Now that I finally got that off my chest, I can only congratulate both Jude Law and Rooney Mara on their very convincing work. I am not entirely sure what to say about the very cold and calculated performance of Catherine Zeta-Jones as the distant and enigmatic Dr Siebert, and that’s because something tells me that she was just playing herself there. But why should I bother? It fitted the story perfectly, so all is fine with the world again.

“Side effects” ended up a very good thriller with a detective slant and a well-fitting ending that did not overshadow the rest of the plot with its twisty-ness held at acceptable levels. I think Soderbergh did a very fine job here (again with a helping hand from Scott Z. Burns – author of “Contagion”, who wrote the script) by presenting us with a film that touches on a very important subject in these recent times – namely our reliance on pharmaceuticals. The movie exemplifies our inner fears and phobias that we sometimes associate with modern medicine. I think everybody knows at least one person who would identify themselves with the sentiments that “Side effects” brings up. It’s almost every day I hear about how big pharmaceutical companies are plotting conspiracies to get us all killed or worse – zombiefied by their secretively addictive medicines, and how the only thing that counts for them is monetary profit, or how they have no respect for us – their customers.

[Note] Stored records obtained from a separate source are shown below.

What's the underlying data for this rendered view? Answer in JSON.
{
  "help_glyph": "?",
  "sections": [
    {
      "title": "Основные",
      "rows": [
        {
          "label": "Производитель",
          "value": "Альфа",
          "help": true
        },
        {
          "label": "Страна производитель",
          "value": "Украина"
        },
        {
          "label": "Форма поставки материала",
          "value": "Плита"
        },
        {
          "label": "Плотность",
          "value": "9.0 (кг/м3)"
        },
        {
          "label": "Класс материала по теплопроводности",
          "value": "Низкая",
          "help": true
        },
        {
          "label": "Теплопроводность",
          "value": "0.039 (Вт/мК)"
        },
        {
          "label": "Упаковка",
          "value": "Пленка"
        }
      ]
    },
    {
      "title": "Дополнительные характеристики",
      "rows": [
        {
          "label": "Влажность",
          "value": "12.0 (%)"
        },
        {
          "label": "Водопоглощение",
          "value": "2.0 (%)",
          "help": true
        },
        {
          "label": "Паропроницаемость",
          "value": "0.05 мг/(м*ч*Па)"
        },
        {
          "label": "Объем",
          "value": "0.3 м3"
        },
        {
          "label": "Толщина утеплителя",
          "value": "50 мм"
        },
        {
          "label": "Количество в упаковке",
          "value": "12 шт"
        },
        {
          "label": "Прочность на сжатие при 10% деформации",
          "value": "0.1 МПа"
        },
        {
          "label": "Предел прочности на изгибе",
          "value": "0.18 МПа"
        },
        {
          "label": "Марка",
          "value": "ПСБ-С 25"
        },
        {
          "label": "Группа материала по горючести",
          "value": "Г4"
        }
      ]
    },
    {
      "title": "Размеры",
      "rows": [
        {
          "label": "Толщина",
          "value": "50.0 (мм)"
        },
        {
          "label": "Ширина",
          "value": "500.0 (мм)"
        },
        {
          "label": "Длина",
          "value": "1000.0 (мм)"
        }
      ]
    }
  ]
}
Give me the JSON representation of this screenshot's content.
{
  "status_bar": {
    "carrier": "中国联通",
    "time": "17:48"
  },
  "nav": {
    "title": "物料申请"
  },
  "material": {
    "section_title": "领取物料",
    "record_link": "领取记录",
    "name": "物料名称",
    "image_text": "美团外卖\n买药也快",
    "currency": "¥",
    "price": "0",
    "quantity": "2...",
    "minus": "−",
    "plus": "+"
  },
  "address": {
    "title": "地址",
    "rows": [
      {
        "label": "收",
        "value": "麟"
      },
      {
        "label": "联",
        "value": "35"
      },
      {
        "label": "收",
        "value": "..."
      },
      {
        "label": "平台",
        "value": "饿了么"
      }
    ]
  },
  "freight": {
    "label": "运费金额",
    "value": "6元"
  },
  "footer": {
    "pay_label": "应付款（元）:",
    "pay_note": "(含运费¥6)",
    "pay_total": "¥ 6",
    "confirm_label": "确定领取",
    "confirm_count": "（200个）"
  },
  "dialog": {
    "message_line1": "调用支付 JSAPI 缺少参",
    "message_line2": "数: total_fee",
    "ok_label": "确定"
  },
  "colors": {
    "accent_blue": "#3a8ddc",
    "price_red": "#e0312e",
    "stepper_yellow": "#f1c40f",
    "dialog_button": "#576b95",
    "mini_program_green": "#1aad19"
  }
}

I think Soderbergh’s “Side effects” touch on these problems in a very subtle way by using our own fears to fuel the story, thus making it even more compelling. And to my vivacious satisfaction, the film ends up straying away from making any political pseudo-scientific nonsense statements on the matter, which saved Soderbergh from looking like a semi-educated judgmental fundamentalist conspiracy theorist, which I hope he’s not.

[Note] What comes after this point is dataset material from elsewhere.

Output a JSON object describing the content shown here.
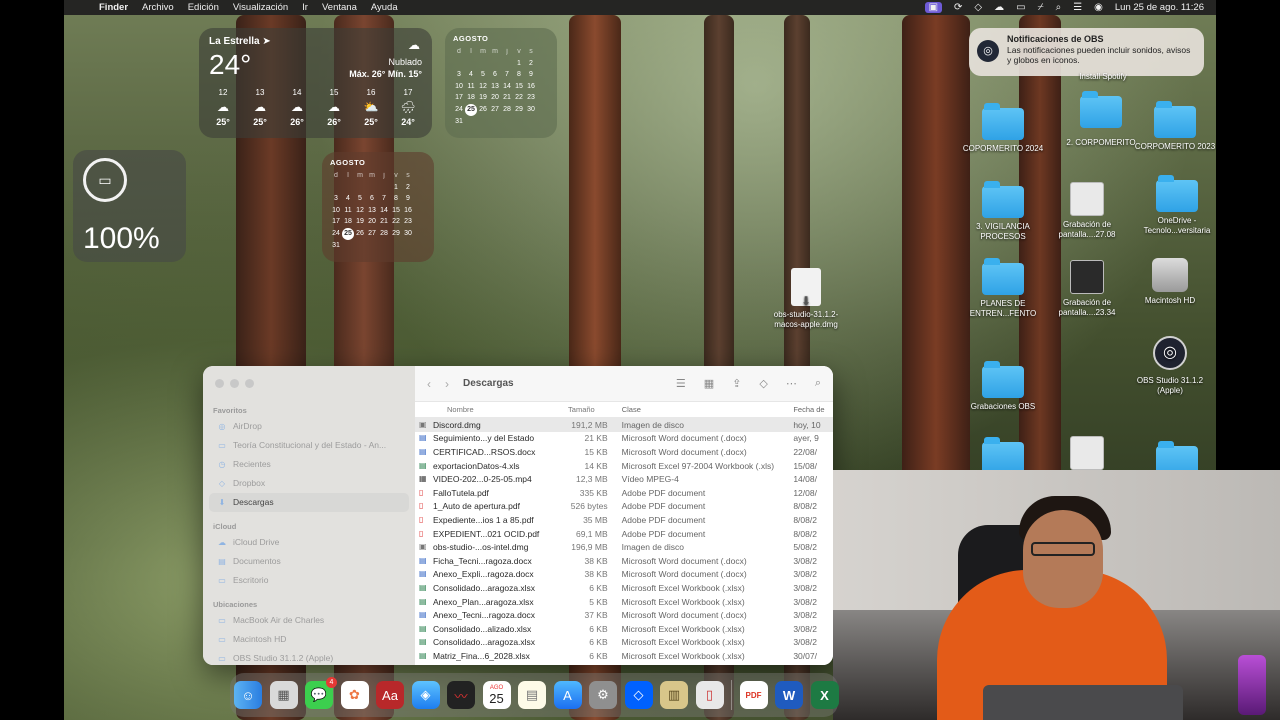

In the end, I have to say that I hope Soderbergh changes his mind. Fair enough, “Side effects” is a very good way to leave the scene on a good note, but still I secretly hope he would come back and give me another ride like this one. All things considered, I think “Side effects” was a very good movie and I’m sure as hell that if The Great Alfred was still alive, he’d gladly direct it himself – and with a similar net result. Maybe he’d give Jude Law’s character to a woman, but other than that, “Side effects” by Hitchcock would look more or less the same.